278.
Der Gedanke an den Tod. — Es
macht mir ein melancholisches Glück, mitten in diesem Gewirr der
Gässchen, der Bedürfnisse, der Stimmen zu leben: wieviel Geniessen,
Ungeduld, Begehren, wieviel durstiges Leben und Trunkenheit des Lebens
kommt da jeden Augenblick an den Tag! Und doch wird es für alle diese
Lärmenden, Lebenden, Lebensdurstigen bald so stille sein! Wie steht
hinter Jedem sein Schatten, sein dunkler Weggefährte!
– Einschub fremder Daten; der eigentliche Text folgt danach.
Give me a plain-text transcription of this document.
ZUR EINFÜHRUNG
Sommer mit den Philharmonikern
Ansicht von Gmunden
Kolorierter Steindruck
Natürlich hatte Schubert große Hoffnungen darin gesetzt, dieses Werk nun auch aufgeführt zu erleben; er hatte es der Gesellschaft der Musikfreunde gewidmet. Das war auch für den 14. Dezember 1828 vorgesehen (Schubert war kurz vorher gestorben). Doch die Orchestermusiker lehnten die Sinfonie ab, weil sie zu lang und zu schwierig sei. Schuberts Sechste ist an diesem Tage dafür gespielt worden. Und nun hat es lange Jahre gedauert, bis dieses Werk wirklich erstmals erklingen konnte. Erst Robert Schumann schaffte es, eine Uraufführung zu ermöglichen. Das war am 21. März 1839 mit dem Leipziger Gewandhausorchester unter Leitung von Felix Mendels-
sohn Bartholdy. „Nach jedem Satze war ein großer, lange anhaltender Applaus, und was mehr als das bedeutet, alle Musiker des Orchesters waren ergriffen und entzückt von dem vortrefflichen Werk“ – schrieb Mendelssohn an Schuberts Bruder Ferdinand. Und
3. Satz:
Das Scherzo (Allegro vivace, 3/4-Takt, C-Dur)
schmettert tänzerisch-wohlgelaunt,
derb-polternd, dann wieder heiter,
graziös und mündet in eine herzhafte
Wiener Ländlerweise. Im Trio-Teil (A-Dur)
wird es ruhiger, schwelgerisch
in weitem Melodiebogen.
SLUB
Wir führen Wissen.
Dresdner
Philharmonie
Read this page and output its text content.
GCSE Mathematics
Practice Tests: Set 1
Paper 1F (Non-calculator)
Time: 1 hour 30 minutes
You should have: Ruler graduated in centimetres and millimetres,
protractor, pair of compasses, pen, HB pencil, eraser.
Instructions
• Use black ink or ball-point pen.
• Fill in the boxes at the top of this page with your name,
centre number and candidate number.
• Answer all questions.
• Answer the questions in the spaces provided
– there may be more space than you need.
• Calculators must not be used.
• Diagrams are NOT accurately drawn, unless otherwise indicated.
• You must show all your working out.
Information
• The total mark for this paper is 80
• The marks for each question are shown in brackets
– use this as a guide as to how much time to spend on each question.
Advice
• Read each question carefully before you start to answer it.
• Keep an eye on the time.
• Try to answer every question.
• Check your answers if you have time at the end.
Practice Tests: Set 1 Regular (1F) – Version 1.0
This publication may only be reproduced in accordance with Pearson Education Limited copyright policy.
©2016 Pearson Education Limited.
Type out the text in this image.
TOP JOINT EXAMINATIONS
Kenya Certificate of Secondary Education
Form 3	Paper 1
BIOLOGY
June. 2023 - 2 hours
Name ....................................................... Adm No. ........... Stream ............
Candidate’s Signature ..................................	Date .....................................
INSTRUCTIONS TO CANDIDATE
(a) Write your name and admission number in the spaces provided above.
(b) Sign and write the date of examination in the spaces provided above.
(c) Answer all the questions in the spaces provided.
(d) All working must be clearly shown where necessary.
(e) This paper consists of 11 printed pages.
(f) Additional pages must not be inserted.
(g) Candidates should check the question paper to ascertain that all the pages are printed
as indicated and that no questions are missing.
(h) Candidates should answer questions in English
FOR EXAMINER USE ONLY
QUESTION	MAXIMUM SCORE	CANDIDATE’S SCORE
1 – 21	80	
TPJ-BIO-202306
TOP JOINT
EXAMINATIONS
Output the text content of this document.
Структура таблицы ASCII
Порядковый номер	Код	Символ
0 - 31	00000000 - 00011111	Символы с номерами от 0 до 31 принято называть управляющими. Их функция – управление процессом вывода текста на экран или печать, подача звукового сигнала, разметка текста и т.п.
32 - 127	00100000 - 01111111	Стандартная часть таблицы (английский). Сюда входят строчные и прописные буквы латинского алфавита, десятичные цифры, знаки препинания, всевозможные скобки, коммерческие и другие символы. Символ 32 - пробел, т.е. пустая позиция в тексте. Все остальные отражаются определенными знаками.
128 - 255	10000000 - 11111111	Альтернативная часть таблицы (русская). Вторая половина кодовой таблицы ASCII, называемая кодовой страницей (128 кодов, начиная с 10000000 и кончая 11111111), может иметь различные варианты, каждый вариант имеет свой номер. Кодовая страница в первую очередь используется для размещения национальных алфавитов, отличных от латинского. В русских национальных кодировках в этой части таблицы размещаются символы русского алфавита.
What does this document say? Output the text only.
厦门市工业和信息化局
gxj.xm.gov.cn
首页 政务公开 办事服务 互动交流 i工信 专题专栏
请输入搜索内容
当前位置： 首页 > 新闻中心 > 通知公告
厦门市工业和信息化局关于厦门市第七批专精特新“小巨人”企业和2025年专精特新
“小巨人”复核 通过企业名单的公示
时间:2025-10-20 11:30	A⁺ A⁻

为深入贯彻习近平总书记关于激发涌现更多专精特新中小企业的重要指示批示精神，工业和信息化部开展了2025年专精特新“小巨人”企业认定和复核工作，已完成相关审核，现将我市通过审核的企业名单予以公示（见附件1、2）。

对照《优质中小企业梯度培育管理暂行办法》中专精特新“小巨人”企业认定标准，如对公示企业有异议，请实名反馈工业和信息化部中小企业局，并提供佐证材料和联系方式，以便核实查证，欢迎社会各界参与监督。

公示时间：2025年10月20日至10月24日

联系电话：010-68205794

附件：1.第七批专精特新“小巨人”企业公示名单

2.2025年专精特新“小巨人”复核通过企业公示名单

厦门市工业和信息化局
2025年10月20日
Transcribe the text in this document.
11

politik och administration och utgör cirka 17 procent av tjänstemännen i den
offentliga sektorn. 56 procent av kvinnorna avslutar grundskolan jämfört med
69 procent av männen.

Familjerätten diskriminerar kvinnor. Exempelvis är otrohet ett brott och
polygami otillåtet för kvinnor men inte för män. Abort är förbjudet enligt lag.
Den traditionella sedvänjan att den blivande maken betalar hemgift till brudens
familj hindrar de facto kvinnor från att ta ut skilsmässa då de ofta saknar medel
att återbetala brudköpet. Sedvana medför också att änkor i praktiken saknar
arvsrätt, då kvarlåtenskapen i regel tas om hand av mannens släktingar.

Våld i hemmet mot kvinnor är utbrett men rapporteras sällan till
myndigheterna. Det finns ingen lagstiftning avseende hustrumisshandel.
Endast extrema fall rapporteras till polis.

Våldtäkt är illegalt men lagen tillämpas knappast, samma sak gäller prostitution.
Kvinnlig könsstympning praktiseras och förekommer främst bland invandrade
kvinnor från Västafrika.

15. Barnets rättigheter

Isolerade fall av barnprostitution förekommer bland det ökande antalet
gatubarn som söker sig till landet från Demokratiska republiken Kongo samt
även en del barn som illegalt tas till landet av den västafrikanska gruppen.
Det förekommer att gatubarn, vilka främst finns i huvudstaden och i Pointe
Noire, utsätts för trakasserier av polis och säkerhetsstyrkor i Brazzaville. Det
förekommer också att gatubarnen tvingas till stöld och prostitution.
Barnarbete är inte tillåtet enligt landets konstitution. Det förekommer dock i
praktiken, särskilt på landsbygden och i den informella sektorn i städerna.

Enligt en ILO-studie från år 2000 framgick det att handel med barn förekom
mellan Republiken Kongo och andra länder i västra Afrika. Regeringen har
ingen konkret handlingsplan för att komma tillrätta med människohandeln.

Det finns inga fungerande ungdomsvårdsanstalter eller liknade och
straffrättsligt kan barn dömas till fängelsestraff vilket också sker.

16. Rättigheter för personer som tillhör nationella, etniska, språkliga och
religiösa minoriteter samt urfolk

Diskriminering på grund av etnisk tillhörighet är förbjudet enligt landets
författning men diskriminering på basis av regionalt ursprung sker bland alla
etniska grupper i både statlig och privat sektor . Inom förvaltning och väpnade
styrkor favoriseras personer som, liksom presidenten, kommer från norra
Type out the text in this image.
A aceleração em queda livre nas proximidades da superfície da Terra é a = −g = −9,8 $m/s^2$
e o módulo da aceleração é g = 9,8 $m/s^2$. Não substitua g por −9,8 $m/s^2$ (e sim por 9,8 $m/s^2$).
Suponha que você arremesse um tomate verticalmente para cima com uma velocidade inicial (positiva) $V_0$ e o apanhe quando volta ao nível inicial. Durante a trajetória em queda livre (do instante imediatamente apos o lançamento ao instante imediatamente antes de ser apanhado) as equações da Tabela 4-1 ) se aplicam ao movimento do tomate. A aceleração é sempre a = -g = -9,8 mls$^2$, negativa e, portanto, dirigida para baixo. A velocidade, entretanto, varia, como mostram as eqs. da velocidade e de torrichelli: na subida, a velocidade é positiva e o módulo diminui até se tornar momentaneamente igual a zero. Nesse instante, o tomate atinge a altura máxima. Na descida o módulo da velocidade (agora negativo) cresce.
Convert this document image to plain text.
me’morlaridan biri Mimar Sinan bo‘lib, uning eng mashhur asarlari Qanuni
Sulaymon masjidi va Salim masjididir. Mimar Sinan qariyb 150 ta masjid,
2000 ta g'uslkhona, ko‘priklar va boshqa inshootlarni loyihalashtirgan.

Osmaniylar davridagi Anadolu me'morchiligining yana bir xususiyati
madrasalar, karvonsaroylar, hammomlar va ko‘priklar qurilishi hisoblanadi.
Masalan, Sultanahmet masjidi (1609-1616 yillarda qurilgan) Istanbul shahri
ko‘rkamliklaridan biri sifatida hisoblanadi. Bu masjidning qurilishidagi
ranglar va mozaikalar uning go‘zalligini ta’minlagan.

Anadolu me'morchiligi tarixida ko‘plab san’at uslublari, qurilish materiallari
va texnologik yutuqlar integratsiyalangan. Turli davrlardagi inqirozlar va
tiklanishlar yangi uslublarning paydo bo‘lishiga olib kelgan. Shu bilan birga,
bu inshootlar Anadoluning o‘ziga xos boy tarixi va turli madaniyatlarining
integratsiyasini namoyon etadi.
Es ist immer wie
im letzten Augenblicke vor der Abfahrt eines Auswandererschiffes: man
hat einander mehr zu sagen als je, die Stunde drängt, der Ozean und sein
ödes Schweigen wartet ungeduldig hinter alle dem Lärme — so begierig,
so sicher seiner Beute. Und Alle, Alle meinen, das Bisher sei Nichts
oder Wenig, die nahe Zukunft sei Alles: und daher diese Hast, diess
Geschrei, dieses Sich-Uebertäuben und Sich-Uebervortheilen! Jeder will
der Erste in dieser Zukunft sein, — und doch ist Tod und Todtenstille
das einzig Sichere und das Allen Gemeinsame dieser Zukunft! Wie seltsam,
dass diese einzige Sicherheit und Gemeinsamkeit fast gar Nichts über
die Menschen vermag und dass sie am Weitesten
davon entfernt sind, sich als die Brüderschaft des Todes zu fühlen! Es
macht mich glücklich, zu sehen, dass die Menschen den Gedanken an den
Tod durchaus nicht denken wollen! Ich möchte gern Etwas dazu thun, ihnen
den Gedanken an das Leben noch hundertmal denkenswerther zu machen.